Background: Humans (and animals) constantly have to make decisions based on information obtained from the outside world – be it through their eyes, ears, or other senses. Optimal decision-making in many case requires the computation of information not simply about the target itself (e.g. the identity of a person or object) but also knowledge of one's uncertainty about being correct. This is important for instance, to avoid catastrophic outcomes ("am I sure I didn't see a car coming from the left?" before deciding to cross a street), but also to combine the information from one source with the information from other sources. The details of these uncertainty-related computations in the brain are still very poorly understood.

PI: Haefner

Paper: Barthelme & Mamassian, Evaluation of Objective Uncertainty in the Visual System, PLoS Computational Biology 5(9)

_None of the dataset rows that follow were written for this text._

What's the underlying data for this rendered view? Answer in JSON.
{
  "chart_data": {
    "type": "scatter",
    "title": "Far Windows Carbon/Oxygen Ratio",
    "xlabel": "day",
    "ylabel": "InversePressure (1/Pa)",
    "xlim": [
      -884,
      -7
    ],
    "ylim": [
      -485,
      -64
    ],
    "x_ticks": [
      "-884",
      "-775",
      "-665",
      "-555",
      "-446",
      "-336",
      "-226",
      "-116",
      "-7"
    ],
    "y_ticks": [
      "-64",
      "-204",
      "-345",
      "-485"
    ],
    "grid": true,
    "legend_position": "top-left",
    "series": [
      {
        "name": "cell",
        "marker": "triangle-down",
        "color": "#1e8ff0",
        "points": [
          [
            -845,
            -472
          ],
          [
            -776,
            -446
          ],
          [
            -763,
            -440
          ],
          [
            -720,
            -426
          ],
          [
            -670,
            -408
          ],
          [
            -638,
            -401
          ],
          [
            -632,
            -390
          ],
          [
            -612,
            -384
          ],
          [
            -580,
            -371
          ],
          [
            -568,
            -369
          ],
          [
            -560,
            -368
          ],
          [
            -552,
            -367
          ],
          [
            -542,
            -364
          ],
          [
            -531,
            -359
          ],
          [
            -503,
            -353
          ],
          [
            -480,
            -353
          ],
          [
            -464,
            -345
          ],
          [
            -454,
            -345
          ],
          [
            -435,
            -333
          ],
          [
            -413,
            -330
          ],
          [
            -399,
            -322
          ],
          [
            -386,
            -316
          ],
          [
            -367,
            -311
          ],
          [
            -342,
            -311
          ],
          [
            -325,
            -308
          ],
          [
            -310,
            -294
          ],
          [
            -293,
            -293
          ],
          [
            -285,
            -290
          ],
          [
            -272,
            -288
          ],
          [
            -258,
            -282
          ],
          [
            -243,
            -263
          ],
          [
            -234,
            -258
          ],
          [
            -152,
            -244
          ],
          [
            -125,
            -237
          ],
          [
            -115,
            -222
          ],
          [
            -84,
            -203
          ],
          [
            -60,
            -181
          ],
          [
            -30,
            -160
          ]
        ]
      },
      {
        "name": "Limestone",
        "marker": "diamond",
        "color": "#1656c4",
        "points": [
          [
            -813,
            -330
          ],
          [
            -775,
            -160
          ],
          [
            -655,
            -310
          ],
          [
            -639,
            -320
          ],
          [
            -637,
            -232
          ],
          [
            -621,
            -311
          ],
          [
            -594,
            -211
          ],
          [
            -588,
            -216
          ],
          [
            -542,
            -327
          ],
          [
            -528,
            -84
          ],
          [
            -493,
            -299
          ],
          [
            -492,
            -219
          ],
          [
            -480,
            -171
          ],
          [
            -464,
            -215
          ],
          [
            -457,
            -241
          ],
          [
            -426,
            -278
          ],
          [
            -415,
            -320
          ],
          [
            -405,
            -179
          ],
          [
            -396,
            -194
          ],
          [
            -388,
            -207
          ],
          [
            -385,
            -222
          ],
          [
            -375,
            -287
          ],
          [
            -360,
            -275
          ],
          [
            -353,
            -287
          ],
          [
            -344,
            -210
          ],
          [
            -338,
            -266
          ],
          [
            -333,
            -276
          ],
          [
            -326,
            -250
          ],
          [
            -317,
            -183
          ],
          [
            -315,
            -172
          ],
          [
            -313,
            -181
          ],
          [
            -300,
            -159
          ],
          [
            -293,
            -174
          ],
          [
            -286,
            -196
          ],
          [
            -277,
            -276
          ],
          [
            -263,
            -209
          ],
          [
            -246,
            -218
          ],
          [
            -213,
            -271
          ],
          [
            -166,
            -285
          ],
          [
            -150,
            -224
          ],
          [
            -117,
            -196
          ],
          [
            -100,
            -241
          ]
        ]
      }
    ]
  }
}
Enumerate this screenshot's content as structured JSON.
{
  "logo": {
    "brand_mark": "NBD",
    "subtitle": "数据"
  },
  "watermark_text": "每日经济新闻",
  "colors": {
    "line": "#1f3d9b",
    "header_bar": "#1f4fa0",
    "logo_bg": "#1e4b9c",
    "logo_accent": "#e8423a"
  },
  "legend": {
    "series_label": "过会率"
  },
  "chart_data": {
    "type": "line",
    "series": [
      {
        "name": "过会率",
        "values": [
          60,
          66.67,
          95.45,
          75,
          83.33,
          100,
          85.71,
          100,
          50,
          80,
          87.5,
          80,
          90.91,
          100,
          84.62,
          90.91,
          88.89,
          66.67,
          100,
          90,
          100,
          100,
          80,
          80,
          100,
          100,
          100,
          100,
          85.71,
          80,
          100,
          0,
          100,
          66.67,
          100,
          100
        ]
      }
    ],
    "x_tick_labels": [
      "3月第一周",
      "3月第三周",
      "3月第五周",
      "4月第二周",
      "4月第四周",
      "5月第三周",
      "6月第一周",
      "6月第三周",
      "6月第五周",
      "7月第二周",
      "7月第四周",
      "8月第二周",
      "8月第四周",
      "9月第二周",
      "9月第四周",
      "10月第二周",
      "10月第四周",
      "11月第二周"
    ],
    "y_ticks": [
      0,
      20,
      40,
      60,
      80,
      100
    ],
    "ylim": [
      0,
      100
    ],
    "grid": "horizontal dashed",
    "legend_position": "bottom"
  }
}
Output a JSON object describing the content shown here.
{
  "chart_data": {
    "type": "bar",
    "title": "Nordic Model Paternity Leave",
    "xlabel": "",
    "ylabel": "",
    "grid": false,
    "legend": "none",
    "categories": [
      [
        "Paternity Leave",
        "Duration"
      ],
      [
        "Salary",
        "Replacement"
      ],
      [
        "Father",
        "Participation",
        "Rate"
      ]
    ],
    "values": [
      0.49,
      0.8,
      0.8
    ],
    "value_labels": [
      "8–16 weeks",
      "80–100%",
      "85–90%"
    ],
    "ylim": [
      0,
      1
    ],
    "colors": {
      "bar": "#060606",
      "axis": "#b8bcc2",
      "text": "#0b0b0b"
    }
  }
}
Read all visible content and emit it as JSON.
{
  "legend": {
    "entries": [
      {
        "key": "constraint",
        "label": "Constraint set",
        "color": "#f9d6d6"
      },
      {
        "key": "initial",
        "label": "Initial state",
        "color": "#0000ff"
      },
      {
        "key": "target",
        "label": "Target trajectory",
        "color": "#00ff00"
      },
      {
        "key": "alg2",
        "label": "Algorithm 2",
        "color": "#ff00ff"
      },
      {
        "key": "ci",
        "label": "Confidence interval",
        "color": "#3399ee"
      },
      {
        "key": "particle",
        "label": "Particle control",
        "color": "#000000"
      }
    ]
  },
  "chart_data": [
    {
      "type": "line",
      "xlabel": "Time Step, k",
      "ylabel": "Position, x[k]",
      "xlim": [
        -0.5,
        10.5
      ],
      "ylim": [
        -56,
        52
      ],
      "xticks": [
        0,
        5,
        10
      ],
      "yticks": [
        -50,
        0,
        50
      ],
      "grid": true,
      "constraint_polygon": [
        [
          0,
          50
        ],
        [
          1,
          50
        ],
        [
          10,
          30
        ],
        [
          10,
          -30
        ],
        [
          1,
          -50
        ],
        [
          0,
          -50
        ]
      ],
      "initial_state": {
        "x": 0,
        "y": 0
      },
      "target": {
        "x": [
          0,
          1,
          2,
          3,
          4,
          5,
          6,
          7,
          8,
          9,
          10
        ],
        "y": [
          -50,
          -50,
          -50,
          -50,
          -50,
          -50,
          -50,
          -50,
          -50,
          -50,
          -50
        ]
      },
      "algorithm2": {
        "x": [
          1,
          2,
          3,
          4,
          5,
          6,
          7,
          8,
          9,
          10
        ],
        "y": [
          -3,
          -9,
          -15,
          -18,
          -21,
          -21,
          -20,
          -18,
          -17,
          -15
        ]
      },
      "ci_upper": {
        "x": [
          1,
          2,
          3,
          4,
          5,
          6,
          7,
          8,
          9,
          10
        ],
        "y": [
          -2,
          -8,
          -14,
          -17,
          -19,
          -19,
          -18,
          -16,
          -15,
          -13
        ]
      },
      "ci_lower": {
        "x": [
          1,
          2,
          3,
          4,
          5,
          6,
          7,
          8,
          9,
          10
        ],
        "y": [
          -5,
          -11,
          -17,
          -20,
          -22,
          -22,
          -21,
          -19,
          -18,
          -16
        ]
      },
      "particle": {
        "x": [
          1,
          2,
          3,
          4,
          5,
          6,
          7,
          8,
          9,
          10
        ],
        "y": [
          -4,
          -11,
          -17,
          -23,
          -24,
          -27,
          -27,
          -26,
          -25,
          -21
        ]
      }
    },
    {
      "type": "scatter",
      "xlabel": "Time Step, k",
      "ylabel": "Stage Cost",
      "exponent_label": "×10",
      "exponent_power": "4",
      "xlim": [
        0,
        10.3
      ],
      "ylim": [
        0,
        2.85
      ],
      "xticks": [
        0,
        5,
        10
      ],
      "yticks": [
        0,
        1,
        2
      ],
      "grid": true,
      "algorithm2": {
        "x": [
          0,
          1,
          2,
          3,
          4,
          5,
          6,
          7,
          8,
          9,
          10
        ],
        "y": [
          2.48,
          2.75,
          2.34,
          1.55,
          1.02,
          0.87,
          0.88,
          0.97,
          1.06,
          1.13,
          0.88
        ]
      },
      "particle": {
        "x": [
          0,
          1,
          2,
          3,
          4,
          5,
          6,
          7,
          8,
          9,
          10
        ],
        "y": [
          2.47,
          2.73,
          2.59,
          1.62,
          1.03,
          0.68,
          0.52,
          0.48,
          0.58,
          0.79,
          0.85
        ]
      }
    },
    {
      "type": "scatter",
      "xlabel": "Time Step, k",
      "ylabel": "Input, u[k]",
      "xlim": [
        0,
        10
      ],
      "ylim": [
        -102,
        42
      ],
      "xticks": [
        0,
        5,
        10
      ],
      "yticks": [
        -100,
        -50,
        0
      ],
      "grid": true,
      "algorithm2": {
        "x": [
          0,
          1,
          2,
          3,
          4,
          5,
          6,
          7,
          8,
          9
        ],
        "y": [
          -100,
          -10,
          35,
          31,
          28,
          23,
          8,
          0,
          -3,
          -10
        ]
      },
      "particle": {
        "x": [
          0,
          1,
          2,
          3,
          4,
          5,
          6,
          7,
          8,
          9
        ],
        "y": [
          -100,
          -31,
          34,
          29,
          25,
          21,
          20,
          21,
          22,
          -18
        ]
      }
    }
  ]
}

Summary: Subjects are given the task to identify a pattern embedded in a noisy visual stimulus presented on the screen. At any one time, 2 such stimuli are shown and the subject has the choice for which stimulus to answer the question. By comparing the responses of subjects with the predictions of different mathematical models for computing uncertainty one can learn about the actual strategy used by the brain.

Impact: While the chance that the results from this study cannot be replicated is very small, it a) teaches essential psychophysical techniques applicable to most studies in the field and b) lays the foundation for a number of interesting extensions that probe the limits of, and even neural representation of, those uncertainty-related computations.